Let us see an example with the following text:
in the town where i was born lived a man who sailed to sea
and he told us of his life in a land of submarines
starting from the words and he told
we can discover the following repeating fragments:
"an"
was encountered before in the word man
;"d "
(letter with the following space) was encountered inside words sailed to
;"he to"
was encountered within the town
;"l"
(just a single letter) is found inside sailed
;"d "
(again the letter with space) is something we have already seen...This exercise asks you to find the longest of preceeding matches for several positions in the text. Note that while for real compression algorithm it is crucial to implement this efficiently, for the given exercise it is not needed - it is only important to get the idea of encoding with back-references.
Preceeding match should be sought for only within the block of preceeding 4096
bytes and the match of no more than
15
bytes is required.
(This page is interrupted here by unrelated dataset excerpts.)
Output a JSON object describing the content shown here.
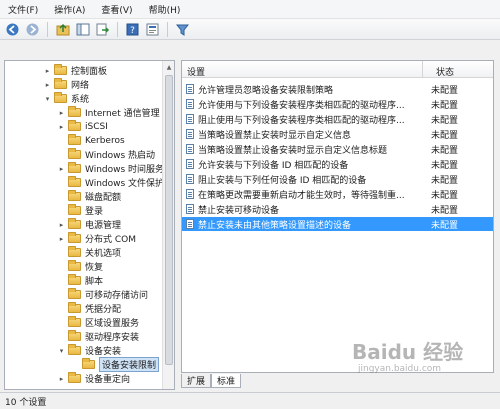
{
  "menu": [
    "文件(F)",
    "操作(A)",
    "查看(V)",
    "帮助(H)"
  ],
  "toolbar": {
    "buttons": [
      "back-arrow-icon",
      "forward-arrow-icon",
      "up-folder-icon",
      "show-tree-icon",
      "export-icon",
      "help-icon",
      "properties-icon",
      "filter-icon"
    ]
  },
  "tree": {
    "items": [
      {
        "label": "控制面板",
        "toggle": "▸"
      },
      {
        "label": "网络",
        "toggle": "▸"
      },
      {
        "label": "系统",
        "toggle": "▾"
      },
      {
        "label": "Internet 通信管理",
        "toggle": "▸"
      },
      {
        "label": "iSCSI",
        "toggle": "▸"
      },
      {
        "label": "Kerberos",
        "toggle": ""
      },
      {
        "label": "Windows 热启动",
        "toggle": ""
      },
      {
        "label": "Windows 时间服务",
        "toggle": "▸"
      },
      {
        "label": "Windows 文件保护",
        "toggle": ""
      },
      {
        "label": "磁盘配额",
        "toggle": ""
      },
      {
        "label": "登录",
        "toggle": ""
      },
      {
        "label": "电源管理",
        "toggle": "▸"
      },
      {
        "label": "分布式 COM",
        "toggle": "▸"
      },
      {
        "label": "关机选项",
        "toggle": ""
      },
      {
        "label": "恢复",
        "toggle": ""
      },
      {
        "label": "脚本",
        "toggle": ""
      },
      {
        "label": "可移动存储访问",
        "toggle": ""
      },
      {
        "label": "凭据分配",
        "toggle": ""
      },
      {
        "label": "区域设置服务",
        "toggle": ""
      },
      {
        "label": "驱动程序安装",
        "toggle": ""
      },
      {
        "label": "设备安装",
        "toggle": "▾"
      },
      {
        "label": "设备安装限制",
        "toggle": ""
      },
      {
        "label": "设备重定向",
        "toggle": "▸"
      }
    ]
  },
  "list": {
    "headers": {
      "setting": "设置",
      "status": "状态"
    },
    "rows": [
      {
        "name": "允许管理员忽略设备安装限制策略",
        "status": "未配置"
      },
      {
        "name": "允许使用与下列设备安装程序类相匹配的驱动程序...",
        "status": "未配置"
      },
      {
        "name": "阻止使用与下列设备安装程序类相匹配的驱动程序...",
        "status": "未配置"
      },
      {
        "name": "当策略设置禁止安装时显示自定义信息",
        "status": "未配置"
      },
      {
        "name": "当策略设置禁止设备安装时显示自定义信息标题",
        "status": "未配置"
      },
      {
        "name": "允许安装与下列设备 ID 相匹配的设备",
        "status": "未配置"
      },
      {
        "name": "阻止安装与下列任何设备 ID 相匹配的设备",
        "status": "未配置"
      },
      {
        "name": "在策略更改需要重新启动才能生效时，等待强制重...",
        "status": "未配置"
      },
      {
        "name": "禁止安装可移动设备",
        "status": "未配置"
      },
      {
        "name": "禁止安装未由其他策略设置描述的设备",
        "status": "未配置"
      }
    ]
  },
  "tabs": [
    "扩展",
    "标准"
  ],
  "statusbar": {
    "text": "10 个设置"
  },
  "watermark": {
    "logo": "Baidu 经验",
    "url": "jingyan.baidu.com"
  },
  "colors": {
    "selection": "#3399ff",
    "tree_selection": "#cfe3f7"
  }
}
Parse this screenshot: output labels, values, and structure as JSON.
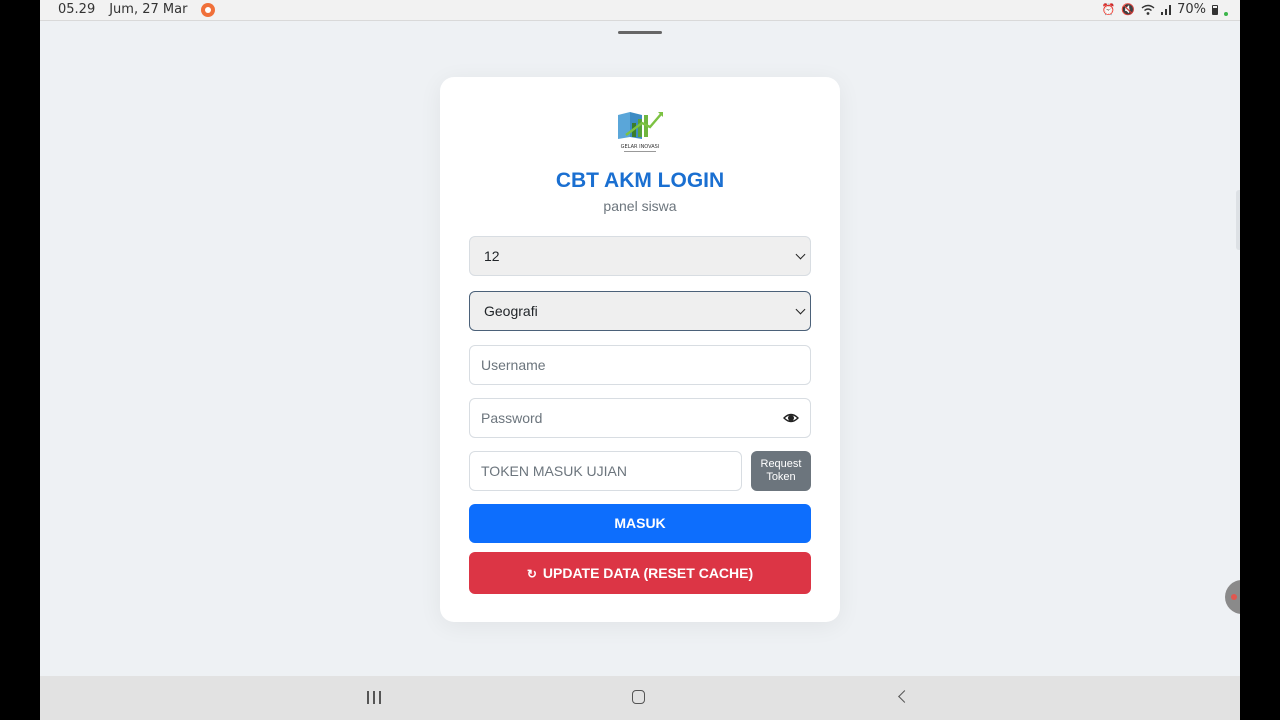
{
  "status_bar": {
    "time": "05.29",
    "date": "Jum, 27 Mar",
    "battery": "70%",
    "icons": [
      "alarm-icon",
      "mute-icon",
      "wifi-icon",
      "signal-icon",
      "battery-icon"
    ]
  },
  "login": {
    "logo_icon": "gelar-inovasi-logo",
    "logo_text": "GELAR INOVASI",
    "title": "CBT AKM LOGIN",
    "subtitle": "panel siswa",
    "class_select": {
      "value": "12"
    },
    "subject_select": {
      "value": "Geografi"
    },
    "username": {
      "placeholder": "Username"
    },
    "password": {
      "placeholder": "Password",
      "toggle_icon": "eye-icon"
    },
    "token": {
      "placeholder": "TOKEN MASUK UJIAN"
    },
    "request_token_label_line1": "Request",
    "request_token_label_line2": "Token",
    "masuk_label": "MASUK",
    "update_icon": "refresh-icon",
    "update_symbol": "↻",
    "update_label": "UPDATE DATA (RESET CACHE)"
  },
  "colors": {
    "title": "#1a6fd1",
    "primary": "#0d6efd",
    "danger": "#dc3545",
    "secondary": "#6c757d",
    "background": "#eef1f4"
  },
  "nav_bar": {
    "icons": [
      "recent-apps-icon",
      "home-icon",
      "back-icon"
    ]
  }
}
This will allow us to encode the position of the match with 12-bit
value and the length of
the match with 4-bit
value - i.e. only two bytes in total.
Position (or rather offset) of the match should be calculated relatively backward to current position,
so that the first preceeding symbol has the index 0
, the next 1
and so on up to 4095
(i.e. it is the difference
of positions of the current substring and its previous match decreased by 1
).
Returning to our example above:
string off-len
an 20-2
d_ 10-2
he to 58-5
l 19-1
d_ 7-2
u 0-0
In the last case the length 0
shows that even substring of the length 0
could not be found.
If more than one prefix of the same length could be found, please choose the smallest offset.
As a source text to fetch input data from please use the sample data file:
Click with right button and choose 'save as' to download file doyle.txt
It is not large so it is recommended to store it in a single long byte array in your program to handle easily.
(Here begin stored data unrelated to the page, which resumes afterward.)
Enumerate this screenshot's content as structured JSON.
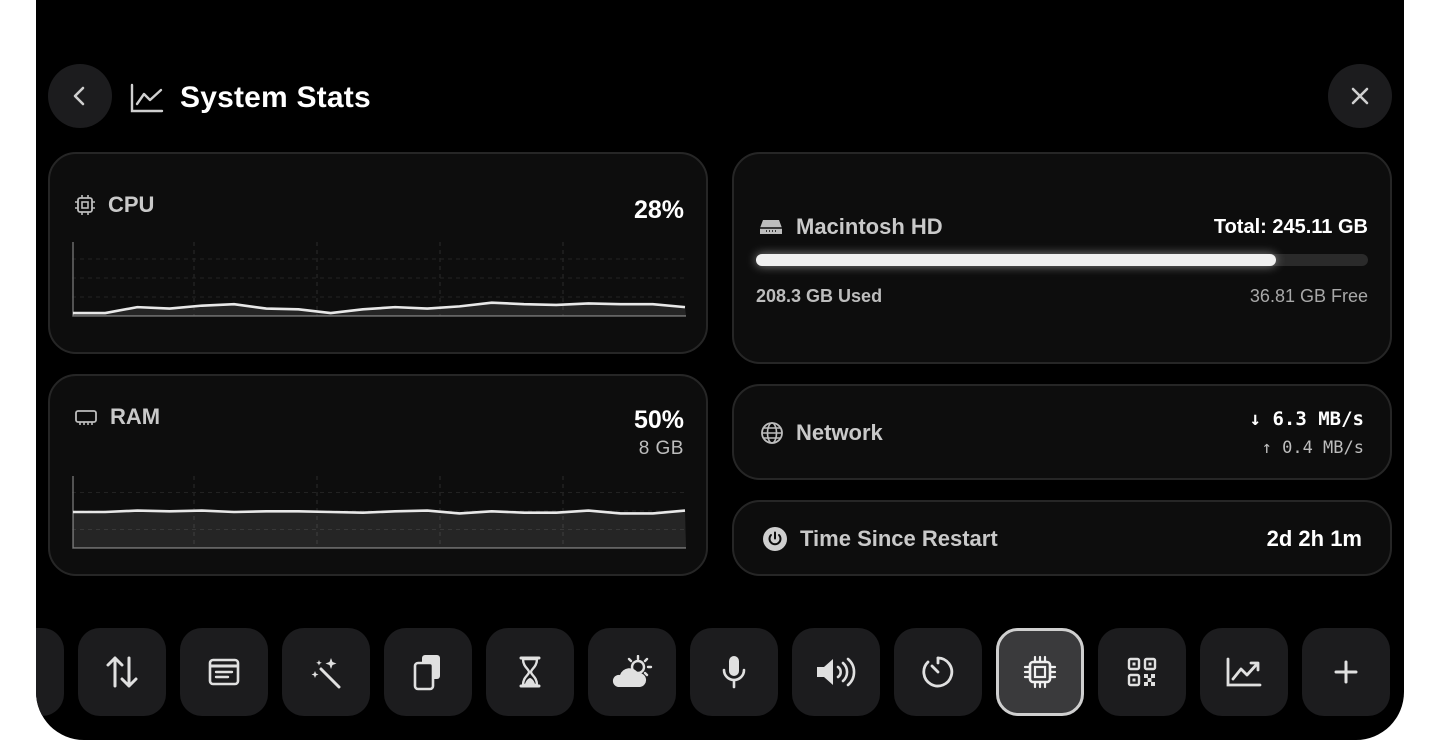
{
  "header": {
    "title": "System Stats",
    "back_icon": "chevron-left-icon",
    "title_icon": "chart-line-icon",
    "close_icon": "close-icon"
  },
  "cpu": {
    "label": "CPU",
    "value": "28%",
    "series": [
      4,
      4,
      12,
      10,
      14,
      16,
      10,
      9,
      4,
      9,
      12,
      10,
      13,
      18,
      16,
      15,
      17,
      16,
      16,
      12
    ]
  },
  "ram": {
    "label": "RAM",
    "value": "50%",
    "total": "8 GB",
    "series": [
      50,
      50,
      52,
      51,
      52,
      50,
      51,
      51,
      50,
      49,
      51,
      52,
      48,
      51,
      49,
      49,
      52,
      48,
      48,
      52
    ]
  },
  "disk": {
    "name": "Macintosh HD",
    "total": "Total: 245.11 GB",
    "used": "208.3 GB Used",
    "free": "36.81 GB Free",
    "used_fraction": 0.85
  },
  "network": {
    "label": "Network",
    "down": "↓ 6.3 MB/s",
    "up": "↑ 0.4 MB/s"
  },
  "uptime": {
    "label": "Time Since Restart",
    "value": "2d 2h 1m"
  },
  "dock": {
    "items": [
      {
        "icon": "partial-item-icon"
      },
      {
        "icon": "arrows-up-down-icon"
      },
      {
        "icon": "note-icon"
      },
      {
        "icon": "magic-wand-icon"
      },
      {
        "icon": "clipboard-icon"
      },
      {
        "icon": "hourglass-icon"
      },
      {
        "icon": "weather-icon"
      },
      {
        "icon": "microphone-icon"
      },
      {
        "icon": "volume-icon"
      },
      {
        "icon": "timer-icon"
      },
      {
        "icon": "cpu-chip-icon",
        "active": true
      },
      {
        "icon": "qr-code-icon"
      },
      {
        "icon": "chart-up-icon"
      },
      {
        "icon": "plus-icon"
      }
    ]
  },
  "colors": {
    "background": "#000000",
    "card": "#0d0d0d",
    "accent": "#ffffff"
  }
}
Input data have the number of testcases N
in the first line.
Second line contains exactly such amount of positions Pi
for i=1..N
for which the search should be done.
Answer to each case should be 2
-byte hexadecimal with its lowest 12
bits (or 3
digits) holding the offset
and the highest 4
bits (one digit) storing the length (so that offset 20
and length 2
are encoded as 2014
,
while 58
and 5
as 503A
).
Example (with real doyle.txt
file):
input data
13
22255 22947 36587 9700 31780 21915 4676 25611 34708 13155 7630 46121 20855
10D7 59A4 3167 3007 301E 6AE7 3334 4721 3C77 7AD1 7F21 214A 3B04
Here the substring from position 22255
reads kable
and no better match could be found before rather than
single letter k
at position 22039
.
The substring from position 22947
is led to listen
and match of 5
letters is found at position 20478
inside the phrase disentang[led t]he most
.
You may trace other matches manually to get the idea better.